- Prendersela con Cole sarebbe come sparare sulla Croce Rossa ma, visto e considerato che non siamo l’esercito sionista, proviamo a fare un’analisi di più ampio respiro.
2. Cole e Mignani nel girone di ritorno hanno ottenuto gli stessi risultati? Sì.
3. Il Cesena di Cole gioca meglio o peggio di quello di Mignani nel ritorno?

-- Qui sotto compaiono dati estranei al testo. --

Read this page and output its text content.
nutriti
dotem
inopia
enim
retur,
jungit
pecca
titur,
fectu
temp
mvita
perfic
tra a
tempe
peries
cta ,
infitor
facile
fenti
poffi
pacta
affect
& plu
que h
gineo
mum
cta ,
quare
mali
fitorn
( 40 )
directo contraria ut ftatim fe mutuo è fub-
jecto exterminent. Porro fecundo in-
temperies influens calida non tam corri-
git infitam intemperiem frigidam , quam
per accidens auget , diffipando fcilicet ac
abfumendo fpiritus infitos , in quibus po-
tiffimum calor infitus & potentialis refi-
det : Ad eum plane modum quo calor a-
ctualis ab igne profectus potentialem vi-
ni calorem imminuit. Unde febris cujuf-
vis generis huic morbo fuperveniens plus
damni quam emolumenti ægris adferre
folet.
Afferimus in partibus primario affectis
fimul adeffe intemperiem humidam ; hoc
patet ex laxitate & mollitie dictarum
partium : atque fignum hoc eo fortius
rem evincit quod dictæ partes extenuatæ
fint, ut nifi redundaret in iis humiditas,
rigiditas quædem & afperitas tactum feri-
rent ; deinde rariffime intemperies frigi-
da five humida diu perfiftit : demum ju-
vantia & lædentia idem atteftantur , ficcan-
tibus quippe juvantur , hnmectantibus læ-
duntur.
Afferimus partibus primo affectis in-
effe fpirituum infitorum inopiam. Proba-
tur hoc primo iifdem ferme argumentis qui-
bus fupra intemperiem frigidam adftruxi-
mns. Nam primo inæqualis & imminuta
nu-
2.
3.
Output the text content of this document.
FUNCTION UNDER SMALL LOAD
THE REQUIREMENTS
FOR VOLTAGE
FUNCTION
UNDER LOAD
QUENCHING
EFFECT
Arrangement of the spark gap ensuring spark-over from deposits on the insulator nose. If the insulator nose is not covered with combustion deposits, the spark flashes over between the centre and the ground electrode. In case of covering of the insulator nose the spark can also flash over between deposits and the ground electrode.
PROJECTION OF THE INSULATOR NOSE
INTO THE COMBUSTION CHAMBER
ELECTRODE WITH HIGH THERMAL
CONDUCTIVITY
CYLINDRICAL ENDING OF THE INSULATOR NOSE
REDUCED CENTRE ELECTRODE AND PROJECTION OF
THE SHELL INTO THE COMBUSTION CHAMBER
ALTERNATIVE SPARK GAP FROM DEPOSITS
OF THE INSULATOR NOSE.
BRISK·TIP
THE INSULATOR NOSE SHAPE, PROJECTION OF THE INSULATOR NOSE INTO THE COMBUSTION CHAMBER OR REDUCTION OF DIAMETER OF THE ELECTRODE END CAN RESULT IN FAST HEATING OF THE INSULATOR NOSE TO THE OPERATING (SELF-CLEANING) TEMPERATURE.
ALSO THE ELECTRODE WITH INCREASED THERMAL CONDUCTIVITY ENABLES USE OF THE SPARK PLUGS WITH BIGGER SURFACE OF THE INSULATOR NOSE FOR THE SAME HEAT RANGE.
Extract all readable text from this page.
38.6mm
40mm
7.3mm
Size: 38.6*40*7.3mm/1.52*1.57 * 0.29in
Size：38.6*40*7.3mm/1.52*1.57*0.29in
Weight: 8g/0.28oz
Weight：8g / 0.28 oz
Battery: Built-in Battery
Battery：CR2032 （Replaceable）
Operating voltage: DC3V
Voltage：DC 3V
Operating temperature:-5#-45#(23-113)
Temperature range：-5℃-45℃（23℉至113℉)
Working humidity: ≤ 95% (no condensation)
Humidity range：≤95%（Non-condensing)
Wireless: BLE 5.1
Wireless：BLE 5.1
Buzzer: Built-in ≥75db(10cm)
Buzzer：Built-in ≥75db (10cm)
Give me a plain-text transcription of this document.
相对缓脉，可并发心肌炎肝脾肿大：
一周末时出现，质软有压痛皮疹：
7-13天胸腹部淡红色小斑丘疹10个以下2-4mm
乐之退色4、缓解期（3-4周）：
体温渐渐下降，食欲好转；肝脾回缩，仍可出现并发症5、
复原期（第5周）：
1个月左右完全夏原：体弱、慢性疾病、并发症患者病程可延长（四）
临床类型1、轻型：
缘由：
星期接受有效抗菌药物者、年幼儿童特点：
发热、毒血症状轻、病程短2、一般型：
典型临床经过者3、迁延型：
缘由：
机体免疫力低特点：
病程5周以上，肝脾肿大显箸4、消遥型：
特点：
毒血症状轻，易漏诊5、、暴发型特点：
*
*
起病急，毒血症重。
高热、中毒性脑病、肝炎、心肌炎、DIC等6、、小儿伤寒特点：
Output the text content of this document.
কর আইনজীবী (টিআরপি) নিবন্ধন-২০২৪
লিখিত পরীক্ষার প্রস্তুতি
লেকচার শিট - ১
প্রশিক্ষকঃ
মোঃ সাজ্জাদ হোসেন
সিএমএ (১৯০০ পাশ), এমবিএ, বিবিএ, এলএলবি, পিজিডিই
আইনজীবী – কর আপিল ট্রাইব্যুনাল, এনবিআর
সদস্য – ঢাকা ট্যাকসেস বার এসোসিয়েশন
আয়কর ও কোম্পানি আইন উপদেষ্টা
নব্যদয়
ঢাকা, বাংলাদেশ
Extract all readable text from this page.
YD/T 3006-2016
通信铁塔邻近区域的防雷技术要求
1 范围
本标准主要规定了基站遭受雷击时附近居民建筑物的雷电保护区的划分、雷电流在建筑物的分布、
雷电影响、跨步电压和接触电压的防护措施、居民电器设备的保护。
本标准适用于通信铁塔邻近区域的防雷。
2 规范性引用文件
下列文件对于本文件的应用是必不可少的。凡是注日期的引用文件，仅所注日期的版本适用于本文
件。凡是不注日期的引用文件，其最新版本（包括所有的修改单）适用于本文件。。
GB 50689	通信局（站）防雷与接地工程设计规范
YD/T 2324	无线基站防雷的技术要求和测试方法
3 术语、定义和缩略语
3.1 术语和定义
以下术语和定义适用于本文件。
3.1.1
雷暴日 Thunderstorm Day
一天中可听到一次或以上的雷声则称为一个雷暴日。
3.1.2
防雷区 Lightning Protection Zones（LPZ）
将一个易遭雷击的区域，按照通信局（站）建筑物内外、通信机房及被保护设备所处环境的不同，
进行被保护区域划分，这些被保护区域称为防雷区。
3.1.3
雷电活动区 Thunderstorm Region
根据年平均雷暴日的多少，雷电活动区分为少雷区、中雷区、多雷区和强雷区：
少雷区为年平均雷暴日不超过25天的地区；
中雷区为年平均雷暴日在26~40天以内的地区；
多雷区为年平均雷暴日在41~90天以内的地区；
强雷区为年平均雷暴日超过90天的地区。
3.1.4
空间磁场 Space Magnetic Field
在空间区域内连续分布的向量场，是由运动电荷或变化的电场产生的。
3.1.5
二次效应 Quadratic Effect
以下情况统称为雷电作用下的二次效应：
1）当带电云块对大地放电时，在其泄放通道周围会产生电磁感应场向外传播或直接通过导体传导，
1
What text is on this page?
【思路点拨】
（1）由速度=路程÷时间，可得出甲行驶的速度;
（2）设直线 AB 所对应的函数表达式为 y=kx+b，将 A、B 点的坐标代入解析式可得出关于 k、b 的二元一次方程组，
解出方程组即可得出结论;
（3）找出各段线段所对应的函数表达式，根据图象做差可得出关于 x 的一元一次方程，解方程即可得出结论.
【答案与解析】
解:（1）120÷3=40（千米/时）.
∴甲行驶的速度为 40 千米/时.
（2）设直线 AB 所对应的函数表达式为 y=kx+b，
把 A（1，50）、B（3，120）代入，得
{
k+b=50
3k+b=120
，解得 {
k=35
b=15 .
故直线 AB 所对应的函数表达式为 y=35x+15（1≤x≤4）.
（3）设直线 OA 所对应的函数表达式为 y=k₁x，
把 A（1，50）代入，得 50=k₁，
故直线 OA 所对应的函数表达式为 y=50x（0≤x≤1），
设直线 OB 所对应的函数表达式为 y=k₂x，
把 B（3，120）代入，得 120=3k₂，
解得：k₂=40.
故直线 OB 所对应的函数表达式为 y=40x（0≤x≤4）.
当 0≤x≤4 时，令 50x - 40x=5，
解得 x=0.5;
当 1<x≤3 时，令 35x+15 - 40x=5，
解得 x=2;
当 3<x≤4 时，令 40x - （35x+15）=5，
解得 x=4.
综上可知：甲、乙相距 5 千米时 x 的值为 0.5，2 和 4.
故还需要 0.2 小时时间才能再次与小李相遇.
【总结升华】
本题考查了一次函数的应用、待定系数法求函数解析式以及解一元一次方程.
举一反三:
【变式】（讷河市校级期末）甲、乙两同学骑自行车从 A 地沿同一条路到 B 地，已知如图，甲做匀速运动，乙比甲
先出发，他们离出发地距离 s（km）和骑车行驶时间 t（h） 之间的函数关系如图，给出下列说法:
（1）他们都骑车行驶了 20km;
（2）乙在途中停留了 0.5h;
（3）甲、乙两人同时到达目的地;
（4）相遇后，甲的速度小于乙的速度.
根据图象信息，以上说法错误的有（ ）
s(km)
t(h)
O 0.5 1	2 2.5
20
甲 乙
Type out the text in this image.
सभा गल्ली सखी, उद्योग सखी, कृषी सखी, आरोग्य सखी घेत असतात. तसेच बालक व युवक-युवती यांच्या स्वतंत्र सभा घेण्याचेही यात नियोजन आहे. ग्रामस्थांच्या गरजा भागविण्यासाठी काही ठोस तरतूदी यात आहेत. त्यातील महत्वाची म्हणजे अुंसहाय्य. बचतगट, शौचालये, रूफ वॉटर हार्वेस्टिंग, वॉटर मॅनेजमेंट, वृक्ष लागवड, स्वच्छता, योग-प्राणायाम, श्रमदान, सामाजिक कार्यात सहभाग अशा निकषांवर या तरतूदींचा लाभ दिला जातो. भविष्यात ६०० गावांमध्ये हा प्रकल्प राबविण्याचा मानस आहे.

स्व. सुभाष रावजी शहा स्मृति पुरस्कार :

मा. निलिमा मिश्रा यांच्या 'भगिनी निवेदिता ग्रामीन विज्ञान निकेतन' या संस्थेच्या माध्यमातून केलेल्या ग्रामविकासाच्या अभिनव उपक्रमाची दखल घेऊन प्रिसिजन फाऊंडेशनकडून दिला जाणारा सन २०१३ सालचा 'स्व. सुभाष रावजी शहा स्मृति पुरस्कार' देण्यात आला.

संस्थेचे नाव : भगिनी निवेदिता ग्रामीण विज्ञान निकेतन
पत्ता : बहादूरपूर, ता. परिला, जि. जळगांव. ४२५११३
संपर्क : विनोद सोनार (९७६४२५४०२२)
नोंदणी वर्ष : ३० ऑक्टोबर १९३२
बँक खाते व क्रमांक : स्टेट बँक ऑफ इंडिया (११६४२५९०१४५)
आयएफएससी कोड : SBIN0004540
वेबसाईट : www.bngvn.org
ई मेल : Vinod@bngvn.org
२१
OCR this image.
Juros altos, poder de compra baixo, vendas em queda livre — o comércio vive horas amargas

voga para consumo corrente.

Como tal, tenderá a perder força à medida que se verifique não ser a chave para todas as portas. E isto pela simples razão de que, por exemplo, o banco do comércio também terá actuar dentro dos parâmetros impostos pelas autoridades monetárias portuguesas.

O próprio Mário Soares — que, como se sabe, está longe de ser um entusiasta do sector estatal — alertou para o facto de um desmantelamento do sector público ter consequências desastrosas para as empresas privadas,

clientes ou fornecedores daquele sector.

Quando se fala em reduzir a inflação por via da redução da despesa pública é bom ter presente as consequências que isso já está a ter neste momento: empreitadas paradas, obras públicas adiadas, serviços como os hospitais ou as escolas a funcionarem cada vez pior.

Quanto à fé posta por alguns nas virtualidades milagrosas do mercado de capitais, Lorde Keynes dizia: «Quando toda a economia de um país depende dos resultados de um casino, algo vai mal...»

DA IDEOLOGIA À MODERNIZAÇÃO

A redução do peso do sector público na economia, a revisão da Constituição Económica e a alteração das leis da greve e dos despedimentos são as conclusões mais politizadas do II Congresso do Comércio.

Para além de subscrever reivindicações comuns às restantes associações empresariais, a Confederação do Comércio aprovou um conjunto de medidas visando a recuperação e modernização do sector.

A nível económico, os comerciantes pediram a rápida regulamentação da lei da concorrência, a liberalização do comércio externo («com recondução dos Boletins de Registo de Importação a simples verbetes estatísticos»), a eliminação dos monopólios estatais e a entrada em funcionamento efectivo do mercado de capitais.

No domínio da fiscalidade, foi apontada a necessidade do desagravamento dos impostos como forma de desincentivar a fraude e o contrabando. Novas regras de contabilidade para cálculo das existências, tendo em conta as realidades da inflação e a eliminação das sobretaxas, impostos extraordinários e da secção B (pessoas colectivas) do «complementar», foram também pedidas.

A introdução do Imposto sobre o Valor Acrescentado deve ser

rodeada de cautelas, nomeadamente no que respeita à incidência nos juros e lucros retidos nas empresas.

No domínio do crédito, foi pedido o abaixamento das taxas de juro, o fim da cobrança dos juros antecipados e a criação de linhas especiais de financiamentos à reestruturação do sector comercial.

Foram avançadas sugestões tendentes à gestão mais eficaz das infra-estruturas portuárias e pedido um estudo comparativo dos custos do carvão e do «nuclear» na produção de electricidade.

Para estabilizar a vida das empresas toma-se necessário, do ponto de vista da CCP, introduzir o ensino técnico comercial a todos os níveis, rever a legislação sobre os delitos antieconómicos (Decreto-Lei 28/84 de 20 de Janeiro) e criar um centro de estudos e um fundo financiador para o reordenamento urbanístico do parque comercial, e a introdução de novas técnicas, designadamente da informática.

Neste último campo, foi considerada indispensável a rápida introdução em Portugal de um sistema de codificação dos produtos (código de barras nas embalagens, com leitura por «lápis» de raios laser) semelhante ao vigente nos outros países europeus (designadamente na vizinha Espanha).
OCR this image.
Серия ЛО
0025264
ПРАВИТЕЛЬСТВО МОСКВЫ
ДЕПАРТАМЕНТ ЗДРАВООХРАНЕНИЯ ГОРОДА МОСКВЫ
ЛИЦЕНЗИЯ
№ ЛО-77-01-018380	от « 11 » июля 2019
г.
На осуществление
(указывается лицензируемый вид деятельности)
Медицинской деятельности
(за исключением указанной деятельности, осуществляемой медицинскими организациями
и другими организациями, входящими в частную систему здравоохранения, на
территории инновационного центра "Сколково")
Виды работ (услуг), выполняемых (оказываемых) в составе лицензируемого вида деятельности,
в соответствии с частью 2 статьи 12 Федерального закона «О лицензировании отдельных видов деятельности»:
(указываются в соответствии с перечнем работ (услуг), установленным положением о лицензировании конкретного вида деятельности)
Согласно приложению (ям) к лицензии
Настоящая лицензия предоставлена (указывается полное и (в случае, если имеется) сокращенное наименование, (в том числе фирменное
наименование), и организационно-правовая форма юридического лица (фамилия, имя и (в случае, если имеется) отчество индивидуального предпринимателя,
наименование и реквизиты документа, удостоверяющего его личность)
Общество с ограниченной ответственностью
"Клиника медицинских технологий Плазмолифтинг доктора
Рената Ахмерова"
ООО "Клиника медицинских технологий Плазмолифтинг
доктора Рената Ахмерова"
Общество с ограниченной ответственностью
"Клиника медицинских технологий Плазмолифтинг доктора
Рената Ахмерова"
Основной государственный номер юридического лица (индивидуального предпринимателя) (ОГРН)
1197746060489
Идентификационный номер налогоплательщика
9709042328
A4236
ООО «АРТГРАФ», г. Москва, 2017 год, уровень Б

Uguale.
4. Cambiare allenatore è servito a qualcosa? Sì, a vincere una partita più per casualità che altro (Catanzaro) e a mettere virtualmente in cassaforte una salvezza che la matematica ci ha consegnato solo oggi.
5. Perché il giocattolo di Mignani si è inceppato tra fine andata e inizio ritorno? L’ipotesi più semplice, che spesso è anche la più probabile, è il disastroso mercato di riparazione: mele marce allontanate ma sostituite con elementi quasi sempre tecnicamente inferiori.
6. E poi naturalmente è mancato un direttore sportivo che, oltre a dettare articoli ai suoi uomini, sapesse mettere ordine in uno spogliatoio anarchico.
7. Fondamentalmente la responsabilità – non parliamo di colpe, semplicemente di responsabilità – è della società, che si è mossa tardi e male per la spending review.
8. Il problema non è Cole, che potrebbe rimanere anche il prossimo anno. Il problema è quello che si metterà in mano a Cole questa estate.
9. In B basta davvero poco per non creare tragedie. Persino uno come Modesto fa la sua figura con una squadra nemmeno troppo attrezzata ma nemmeno troppo presuntuosa.
10. Allora vediamo di chiudere in fretta questo campionato e ripartire con progetti e idee chiare. Quelle che sono mancate negli ultimi 24 mesi.